A realistic, touching play of coping and life after tragedy.
By Vemar
Rabbit Hole is David Lindsay-Abaire's answer to the countless existing films profiting on an overdramatic and cloying rendition of tragedy. While the death of a child is a common theme among Lifetime films, Rabbit Hole deviates from your run of the mill tear-jerker in its thoughtful, nuanced portrayal of the grief a family experiences after the sudden death of their four year old son Danny, and the struggle they go through in attempting to carry on with their lives. Rabbit Hole is undoubtedly tragic, but not because Lindsay-Abaire spends the entire play hammering that fact home or having characters exclaim "Oh, look how sad I am", but because we're introduced to the characters themselves and all of their foibles and eccentricities. The characters' ordinariness endears them to the audience and we begin to sympathize with their plight. The grief is understated and subtle but ever-present as the characters go about their daily lives, as Nat rants about the "Kennedy Curse", Becca bakes desserts, Izzy (debatably) gets into bar fights, and Howie unsuccessfully tries to seduce his wife.

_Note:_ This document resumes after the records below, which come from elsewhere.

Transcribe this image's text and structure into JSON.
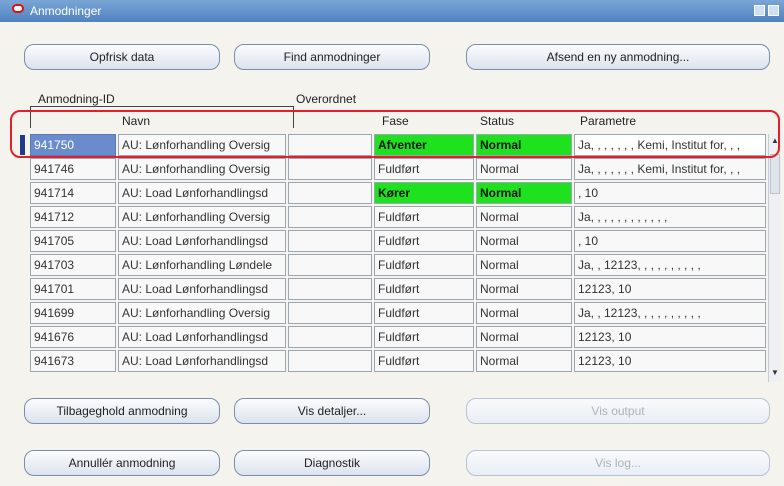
{
  "window": {
    "title": "Anmodninger"
  },
  "toolbar": {
    "refresh_label": "Opfrisk data",
    "find_label": "Find anmodninger",
    "submit_label": "Afsend en ny anmodning..."
  },
  "table": {
    "group_headers": {
      "id": "Anmodning-ID",
      "parent": "Overordnet"
    },
    "columns": {
      "name": "Navn",
      "phase": "Fase",
      "status": "Status",
      "params": "Parametre"
    },
    "rows": [
      {
        "id": "941750",
        "name": "AU: Lønforhandling Oversig",
        "parent": "",
        "phase": "Afventer",
        "status": "Normal",
        "params": "Ja, , , , , , , Kemi, Institut for, , ,"
      },
      {
        "id": "941746",
        "name": "AU: Lønforhandling Oversig",
        "parent": "",
        "phase": "Fuldført",
        "status": "Normal",
        "params": "Ja, , , , , , , Kemi, Institut for, , ,"
      },
      {
        "id": "941714",
        "name": "AU: Load Lønforhandlingsd",
        "parent": "",
        "phase": "Kører",
        "status": "Normal",
        "params": ", 10"
      },
      {
        "id": "941712",
        "name": "AU: Lønforhandling Oversig",
        "parent": "",
        "phase": "Fuldført",
        "status": "Normal",
        "params": "Ja, , , , , , , , , , , ,"
      },
      {
        "id": "941705",
        "name": "AU: Load Lønforhandlingsd",
        "parent": "",
        "phase": "Fuldført",
        "status": "Normal",
        "params": ", 10"
      },
      {
        "id": "941703",
        "name": "AU: Lønforhandling Løndele",
        "parent": "",
        "phase": "Fuldført",
        "status": "Normal",
        "params": "Ja, , 12123, , , , , , , , , ,"
      },
      {
        "id": "941701",
        "name": "AU: Load Lønforhandlingsd",
        "parent": "",
        "phase": "Fuldført",
        "status": "Normal",
        "params": "12123, 10"
      },
      {
        "id": "941699",
        "name": "AU: Lønforhandling Oversig",
        "parent": "",
        "phase": "Fuldført",
        "status": "Normal",
        "params": "Ja, , 12123, , , , , , , , , ,"
      },
      {
        "id": "941676",
        "name": "AU: Load Lønforhandlingsd",
        "parent": "",
        "phase": "Fuldført",
        "status": "Normal",
        "params": "12123, 10"
      },
      {
        "id": "941673",
        "name": "AU: Load Lønforhandlingsd",
        "parent": "",
        "phase": "Fuldført",
        "status": "Normal",
        "params": "12123, 10"
      }
    ]
  },
  "actions": {
    "hold_label": "Tilbageghold anmodning",
    "details_label": "Vis detaljer...",
    "output_label": "Vis output",
    "cancel_label": "Annullér anmodning",
    "diagnostics_label": "Diagnostik",
    "log_label": "Vis log..."
  },
  "colors": {
    "highlight": "#1de21d",
    "annotation": "#e0202a",
    "titlebar": "#4f82c0"
  }
}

So it hurts all the more when the characters grieve, because their grief is organic and the audience identifies with the characters as shown in Act 2, Scene 2 when Becca and Nat are cleaning out Danny's room, and Nat lingers on Danny's shoes. Becca quickly and methodically stops her, warning her to make it "Quick and clean, like a Band-Aid." Ultimately, it's the mundane nature of the characters and their lives that makes Rabbit Hole an extraordinary portrayal of grief and loss and life after tragedy.